Littleton stepped into his corner office, where floor-to-ceiling windows offered power views of the Pentagon and the upscale area known as Pentagon City. Seated behind the two-hundred-year-old walnut desk that his father had used as director of the CIA, Littleton picked up the phone and dialed the number. He never took a call from his chief special operations man directly. They needed to account for the possibility that Habib might be calling with a gun to his head. The protocol was for Littleton to return the call using Diffie-Hellman top-military-level cell-encryption methods. If Habib answered with the correct greeting, Littleton knew that he was talking under his own free will.
“F-M-L-T-W-I-A,” said Habib.
It was the correct greeting. The men could talk freely.
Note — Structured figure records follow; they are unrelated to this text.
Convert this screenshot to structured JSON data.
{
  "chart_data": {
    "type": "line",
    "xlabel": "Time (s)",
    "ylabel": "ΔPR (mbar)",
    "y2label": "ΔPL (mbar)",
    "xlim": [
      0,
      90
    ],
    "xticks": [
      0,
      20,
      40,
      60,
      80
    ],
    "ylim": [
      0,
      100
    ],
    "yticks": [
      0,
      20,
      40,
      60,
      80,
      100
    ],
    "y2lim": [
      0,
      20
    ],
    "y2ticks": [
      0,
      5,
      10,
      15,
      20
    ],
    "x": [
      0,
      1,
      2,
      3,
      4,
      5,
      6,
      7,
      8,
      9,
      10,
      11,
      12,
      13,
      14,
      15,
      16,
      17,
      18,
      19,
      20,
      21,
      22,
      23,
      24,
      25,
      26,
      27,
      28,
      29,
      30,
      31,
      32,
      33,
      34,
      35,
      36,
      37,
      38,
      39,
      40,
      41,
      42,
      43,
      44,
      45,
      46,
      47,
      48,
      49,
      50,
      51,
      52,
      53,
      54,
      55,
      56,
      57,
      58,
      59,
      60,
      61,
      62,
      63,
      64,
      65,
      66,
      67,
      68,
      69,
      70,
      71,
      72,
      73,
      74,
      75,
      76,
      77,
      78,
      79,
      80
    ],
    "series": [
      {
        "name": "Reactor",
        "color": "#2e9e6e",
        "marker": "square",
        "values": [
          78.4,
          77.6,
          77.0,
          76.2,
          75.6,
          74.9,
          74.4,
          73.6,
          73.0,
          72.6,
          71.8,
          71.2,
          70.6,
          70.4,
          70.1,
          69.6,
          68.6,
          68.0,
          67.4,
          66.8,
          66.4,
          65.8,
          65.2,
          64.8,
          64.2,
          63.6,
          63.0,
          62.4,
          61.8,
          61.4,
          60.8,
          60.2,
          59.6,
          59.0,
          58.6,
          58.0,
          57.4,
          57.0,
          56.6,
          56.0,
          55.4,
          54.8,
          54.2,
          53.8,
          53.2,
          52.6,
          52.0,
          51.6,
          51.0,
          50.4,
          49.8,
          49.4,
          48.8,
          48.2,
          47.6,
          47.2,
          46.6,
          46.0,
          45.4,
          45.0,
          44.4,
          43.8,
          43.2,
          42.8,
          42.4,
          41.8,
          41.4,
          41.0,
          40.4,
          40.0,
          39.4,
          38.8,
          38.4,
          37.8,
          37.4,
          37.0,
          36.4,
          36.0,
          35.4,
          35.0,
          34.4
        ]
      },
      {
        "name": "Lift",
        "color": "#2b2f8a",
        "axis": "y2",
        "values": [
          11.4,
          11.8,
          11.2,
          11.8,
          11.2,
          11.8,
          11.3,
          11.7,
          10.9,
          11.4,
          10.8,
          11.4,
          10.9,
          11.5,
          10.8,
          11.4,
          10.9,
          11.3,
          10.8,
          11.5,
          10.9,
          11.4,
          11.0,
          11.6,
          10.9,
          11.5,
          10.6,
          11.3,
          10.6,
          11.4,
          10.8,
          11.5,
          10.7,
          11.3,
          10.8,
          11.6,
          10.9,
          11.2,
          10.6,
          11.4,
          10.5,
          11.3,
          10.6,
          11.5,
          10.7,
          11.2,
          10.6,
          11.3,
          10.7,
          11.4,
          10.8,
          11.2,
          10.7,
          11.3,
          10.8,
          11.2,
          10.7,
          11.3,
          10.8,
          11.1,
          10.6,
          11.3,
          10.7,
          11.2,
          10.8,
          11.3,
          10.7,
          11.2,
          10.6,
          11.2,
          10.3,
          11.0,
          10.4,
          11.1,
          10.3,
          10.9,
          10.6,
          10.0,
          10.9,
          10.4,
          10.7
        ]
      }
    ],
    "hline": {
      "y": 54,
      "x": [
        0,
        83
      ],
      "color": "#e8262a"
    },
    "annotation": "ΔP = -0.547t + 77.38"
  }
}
“Go ahead,” said Littleton.
“Major problem. I have reason to believe that some files from my computer may have been copied.”
“Which files?”
“The ones Chang had.”
Littleton sank in his chair. The elimination of Ethan Chang had been an easy decision. Chang had transported several detainees to the Black Ice site in the Czech Republic, and he’d even created videos of what went on there-including a few videos of Jamal Wakefield. It was brazen enough that Chang demanded serious money from Littleton to keep quiet about it. When he threatened to give the images to Jack Swyteck if Black Ice didn’t pay up, he’d left Littleton no choice. The CEO did, however, have issues with the Bond-like assassination technique that Habib had chosen.